Reconfigurable Intelligent Surface-Assisted Multiple-Antenna Coded Caching

TL;DR

This paper explores how reconfigurable intelligent surfaces (RIS) can enhance multi-antenna coded caching systems by optimizing interference nulling and grouping strategies to maximize degrees of freedom (DoF).

Contribution

It introduces a novel RIS-assisted interference nulling algorithm, an optimal grouping strategy, and a new RMAPDA framework for improved cache placement and delivery.

Findings

Proposed a faster convergence interference nulling algorithm.

Developed an optimal grouping strategy to maximize DoF.

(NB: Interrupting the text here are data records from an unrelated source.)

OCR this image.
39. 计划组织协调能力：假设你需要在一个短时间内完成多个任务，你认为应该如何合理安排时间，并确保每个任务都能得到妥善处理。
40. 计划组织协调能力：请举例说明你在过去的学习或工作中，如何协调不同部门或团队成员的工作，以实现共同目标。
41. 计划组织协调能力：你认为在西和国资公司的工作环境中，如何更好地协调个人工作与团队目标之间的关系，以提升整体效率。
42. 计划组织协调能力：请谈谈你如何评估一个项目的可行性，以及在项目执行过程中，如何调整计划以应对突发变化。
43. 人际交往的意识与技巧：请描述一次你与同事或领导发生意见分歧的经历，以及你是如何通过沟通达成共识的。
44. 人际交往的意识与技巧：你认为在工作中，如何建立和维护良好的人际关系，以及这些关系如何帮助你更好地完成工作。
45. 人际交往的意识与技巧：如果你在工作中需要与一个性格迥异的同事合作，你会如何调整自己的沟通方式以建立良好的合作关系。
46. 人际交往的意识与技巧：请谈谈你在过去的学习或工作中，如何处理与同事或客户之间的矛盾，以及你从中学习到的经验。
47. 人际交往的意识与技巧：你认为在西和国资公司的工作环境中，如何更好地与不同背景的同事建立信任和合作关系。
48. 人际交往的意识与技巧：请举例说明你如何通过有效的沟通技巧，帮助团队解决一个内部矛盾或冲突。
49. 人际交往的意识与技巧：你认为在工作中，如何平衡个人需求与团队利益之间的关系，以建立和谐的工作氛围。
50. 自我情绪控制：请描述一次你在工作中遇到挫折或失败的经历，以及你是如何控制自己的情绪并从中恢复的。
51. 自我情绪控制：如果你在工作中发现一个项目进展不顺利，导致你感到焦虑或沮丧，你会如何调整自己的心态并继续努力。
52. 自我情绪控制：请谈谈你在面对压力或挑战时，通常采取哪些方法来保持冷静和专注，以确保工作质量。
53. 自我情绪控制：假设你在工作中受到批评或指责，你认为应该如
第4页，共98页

Designed a new RMAPDA framework for cache management.

Abstract

Reconfigurable Intelligent Surface (RIS) has emerged as a promising technology to enhance the wireless propagation environment for next-generation wireless communication systems. This paper introduces a new RIS-assisted multiple-antenna coded caching problem. Unlike the existing multi-antenna coded caching models, our considered model incorporates a passive RIS with a limited number of elements aimed at enhancing the multicast gain (i.e., Degrees of Freedom (DoF)). The system consists of a server equipped with multiple antennas and several single-antenna users. The RIS, which functions as a passive and configurable relay, improves communication by selectively erasing certain transmission paths between transmit and receive antennas, thereby reducing interference. We first propose a new RIS-assisted interference nulling algorithm to determine the phase-shift coefficients of the RIS. This algorithm achieves faster convergence compared to the existing approach. By strategically nulling certain interference paths in each time slot, the transmission process is divided into multiple interference-free groups. Each group consists of a set of transmit antennas that serve a corresponding set of users without any interference from other groups. The optimal grouping strategy to maximize the DoF is formulated as a combinatorial optimization problem. To efficiently solve this, we design a low-complexity algorithm that identifies the optimal solution and develops a corresponding coded caching scheme to achieve the maximum DoF. Building on the optimal grouping strategy, we introduce a new framework, referred to as RIS-assisted Multiple-Antenna Placement Delivery Array (RMAPDA), to construct the cache placement and delivery phases. Then we propose a general RMAPDA design to achieve the maximum DoF under the optimal grouping strategy.